Another difference is that in Rust, all heap allocations of your generators/futures are explicit. In C++, technically every initialization of a sub-coroutine starts defaults to being a new heap allocation. I don't want to spread FUD: my understanding is that the vast majority of these are optimized out by the compiler. But one downside of this approach is that you could change your code and accidentally disable one of these optimizations.
In Rust, all the "state inlining" is explicitly done as part of the language. This means that in cases where you can't inline state, you must introduce an explicit indirection. (Imagine, say, a recursive generator - it's impossible to inline inside of itself! When you recurse, you must allocate the new generator on the heap, inside a Box.)
To be clear, the optimizations I'm talking about in the blog post are all implemented today. I'll be covering what they do and don't do, as well as future work needed, in future blog posts.
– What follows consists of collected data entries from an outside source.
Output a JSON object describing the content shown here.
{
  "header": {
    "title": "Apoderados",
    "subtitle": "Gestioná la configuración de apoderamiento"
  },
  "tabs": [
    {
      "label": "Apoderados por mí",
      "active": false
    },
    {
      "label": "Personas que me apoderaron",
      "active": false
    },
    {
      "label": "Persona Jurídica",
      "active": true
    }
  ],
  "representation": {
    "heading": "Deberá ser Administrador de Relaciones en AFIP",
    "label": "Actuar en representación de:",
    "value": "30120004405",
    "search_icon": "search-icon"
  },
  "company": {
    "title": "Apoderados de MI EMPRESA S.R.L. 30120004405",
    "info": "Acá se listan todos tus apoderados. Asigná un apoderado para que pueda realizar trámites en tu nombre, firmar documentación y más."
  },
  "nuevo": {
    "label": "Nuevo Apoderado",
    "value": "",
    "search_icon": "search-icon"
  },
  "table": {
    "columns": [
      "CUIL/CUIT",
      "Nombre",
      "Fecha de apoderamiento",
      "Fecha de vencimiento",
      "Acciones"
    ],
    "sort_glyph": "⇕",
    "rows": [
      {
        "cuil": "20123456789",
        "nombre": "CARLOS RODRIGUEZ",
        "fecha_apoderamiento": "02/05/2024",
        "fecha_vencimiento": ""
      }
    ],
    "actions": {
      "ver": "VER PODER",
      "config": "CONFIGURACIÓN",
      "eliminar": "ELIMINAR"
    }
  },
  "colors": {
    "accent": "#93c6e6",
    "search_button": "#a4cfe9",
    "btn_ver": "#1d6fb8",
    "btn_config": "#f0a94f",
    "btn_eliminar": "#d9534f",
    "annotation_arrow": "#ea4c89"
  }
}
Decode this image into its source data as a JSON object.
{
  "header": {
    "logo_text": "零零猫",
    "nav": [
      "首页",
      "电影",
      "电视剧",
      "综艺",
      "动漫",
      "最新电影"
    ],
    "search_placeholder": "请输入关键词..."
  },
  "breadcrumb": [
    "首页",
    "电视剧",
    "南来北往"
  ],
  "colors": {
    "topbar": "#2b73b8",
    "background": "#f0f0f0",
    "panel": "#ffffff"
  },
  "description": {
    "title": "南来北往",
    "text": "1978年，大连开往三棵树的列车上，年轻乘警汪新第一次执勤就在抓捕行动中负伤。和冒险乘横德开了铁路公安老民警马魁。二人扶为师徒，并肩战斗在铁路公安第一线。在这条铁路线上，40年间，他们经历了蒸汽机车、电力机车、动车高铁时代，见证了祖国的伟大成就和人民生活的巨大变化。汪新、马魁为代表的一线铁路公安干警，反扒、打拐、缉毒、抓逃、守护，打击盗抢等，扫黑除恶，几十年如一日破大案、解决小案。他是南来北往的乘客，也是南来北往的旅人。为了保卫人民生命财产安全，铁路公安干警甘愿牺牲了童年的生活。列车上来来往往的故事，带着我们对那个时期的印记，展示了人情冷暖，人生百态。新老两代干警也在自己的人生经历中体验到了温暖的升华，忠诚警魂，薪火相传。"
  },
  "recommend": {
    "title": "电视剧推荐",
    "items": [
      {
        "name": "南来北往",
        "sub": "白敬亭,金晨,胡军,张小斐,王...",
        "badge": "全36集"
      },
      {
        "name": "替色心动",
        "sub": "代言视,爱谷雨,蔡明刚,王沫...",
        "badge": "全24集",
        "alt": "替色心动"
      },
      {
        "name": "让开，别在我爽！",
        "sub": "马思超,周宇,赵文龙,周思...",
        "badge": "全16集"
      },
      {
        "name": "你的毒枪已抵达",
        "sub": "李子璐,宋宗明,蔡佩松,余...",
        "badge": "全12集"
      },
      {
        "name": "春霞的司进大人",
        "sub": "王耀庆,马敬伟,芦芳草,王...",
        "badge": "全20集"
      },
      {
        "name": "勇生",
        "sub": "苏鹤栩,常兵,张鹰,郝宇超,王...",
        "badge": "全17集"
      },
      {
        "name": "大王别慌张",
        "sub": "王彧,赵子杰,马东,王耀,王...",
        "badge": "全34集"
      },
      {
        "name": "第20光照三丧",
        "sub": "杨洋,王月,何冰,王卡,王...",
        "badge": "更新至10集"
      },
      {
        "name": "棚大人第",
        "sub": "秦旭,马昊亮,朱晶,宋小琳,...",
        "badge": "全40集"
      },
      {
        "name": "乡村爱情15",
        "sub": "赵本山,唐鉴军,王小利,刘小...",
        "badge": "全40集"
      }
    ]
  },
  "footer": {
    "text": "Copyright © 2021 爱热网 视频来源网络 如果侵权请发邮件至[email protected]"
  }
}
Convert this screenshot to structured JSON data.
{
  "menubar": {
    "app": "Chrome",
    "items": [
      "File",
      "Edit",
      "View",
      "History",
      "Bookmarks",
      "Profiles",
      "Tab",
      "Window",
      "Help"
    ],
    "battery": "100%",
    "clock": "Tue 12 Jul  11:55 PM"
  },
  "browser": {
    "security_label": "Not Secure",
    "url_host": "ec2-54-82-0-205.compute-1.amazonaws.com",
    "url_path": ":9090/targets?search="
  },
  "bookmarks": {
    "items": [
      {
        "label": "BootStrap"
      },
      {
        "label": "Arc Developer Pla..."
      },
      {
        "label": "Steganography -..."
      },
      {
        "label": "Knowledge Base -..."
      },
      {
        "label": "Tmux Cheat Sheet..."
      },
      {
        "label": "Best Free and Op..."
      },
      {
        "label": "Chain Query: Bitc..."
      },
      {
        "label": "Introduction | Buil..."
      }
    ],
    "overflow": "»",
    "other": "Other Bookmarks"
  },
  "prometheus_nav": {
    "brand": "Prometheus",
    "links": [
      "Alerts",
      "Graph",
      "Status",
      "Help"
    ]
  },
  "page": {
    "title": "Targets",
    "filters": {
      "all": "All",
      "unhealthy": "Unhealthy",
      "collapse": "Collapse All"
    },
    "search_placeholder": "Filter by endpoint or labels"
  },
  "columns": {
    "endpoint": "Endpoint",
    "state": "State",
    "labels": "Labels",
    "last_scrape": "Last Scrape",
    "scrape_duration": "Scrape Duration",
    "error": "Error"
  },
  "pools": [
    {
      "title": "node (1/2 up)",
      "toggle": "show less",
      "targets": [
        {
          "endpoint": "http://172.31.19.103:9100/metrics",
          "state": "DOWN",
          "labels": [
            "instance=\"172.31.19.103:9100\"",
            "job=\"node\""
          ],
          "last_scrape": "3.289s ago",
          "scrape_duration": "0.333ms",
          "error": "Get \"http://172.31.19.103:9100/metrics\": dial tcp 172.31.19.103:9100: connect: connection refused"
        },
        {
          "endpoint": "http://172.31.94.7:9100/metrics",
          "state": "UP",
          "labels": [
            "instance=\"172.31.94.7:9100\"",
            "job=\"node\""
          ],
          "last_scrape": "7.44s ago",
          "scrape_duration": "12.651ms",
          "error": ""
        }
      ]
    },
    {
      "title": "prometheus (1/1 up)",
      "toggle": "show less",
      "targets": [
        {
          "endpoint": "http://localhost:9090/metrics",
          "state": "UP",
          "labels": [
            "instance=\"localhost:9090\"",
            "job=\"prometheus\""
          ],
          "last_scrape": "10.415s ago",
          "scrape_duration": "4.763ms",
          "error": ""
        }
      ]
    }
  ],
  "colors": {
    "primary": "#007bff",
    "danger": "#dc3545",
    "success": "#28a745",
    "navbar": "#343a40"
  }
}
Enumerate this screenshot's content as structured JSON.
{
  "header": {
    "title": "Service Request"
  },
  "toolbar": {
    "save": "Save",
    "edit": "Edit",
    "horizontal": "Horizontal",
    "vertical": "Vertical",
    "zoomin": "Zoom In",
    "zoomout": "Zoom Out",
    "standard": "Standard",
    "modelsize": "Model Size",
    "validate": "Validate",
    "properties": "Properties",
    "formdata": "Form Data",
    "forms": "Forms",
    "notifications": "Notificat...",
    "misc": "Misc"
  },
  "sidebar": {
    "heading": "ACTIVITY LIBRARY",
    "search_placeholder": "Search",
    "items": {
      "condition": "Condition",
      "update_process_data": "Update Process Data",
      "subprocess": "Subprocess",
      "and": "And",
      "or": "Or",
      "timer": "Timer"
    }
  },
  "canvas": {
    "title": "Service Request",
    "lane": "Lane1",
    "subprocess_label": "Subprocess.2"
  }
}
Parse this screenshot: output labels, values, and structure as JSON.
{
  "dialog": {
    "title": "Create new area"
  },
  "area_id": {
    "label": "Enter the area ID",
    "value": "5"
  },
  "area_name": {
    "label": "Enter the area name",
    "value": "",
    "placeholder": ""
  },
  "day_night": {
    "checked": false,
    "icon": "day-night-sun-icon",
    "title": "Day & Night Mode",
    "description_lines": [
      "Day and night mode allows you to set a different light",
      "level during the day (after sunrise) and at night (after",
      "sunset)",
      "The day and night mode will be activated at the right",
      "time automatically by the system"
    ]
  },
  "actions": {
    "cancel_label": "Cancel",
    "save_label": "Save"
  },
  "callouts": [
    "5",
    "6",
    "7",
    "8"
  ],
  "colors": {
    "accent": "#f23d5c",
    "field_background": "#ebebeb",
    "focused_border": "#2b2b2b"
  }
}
One benefit of C++ that you allude to is that there are a lot of extension points. I admit to not fully understanding what each one of them is for, but my feeling is that some of it comes from approaching the problem differently. Some of it absolutely represents missing features in Rust's initial implementation. But as I say in the post, we can and will add more features on a rolling basis.
The way I would approach the specific problem you mention is with a custom executor. When you write the executor, you control how new tasks are scheduled, and can add an API that allows specifying a task priority. You can also allow modifying this priority within the task: when you poll a task, set a thread-local variable to point to that task. Then inside the task, you can gain a reference to yourself and modify your priority.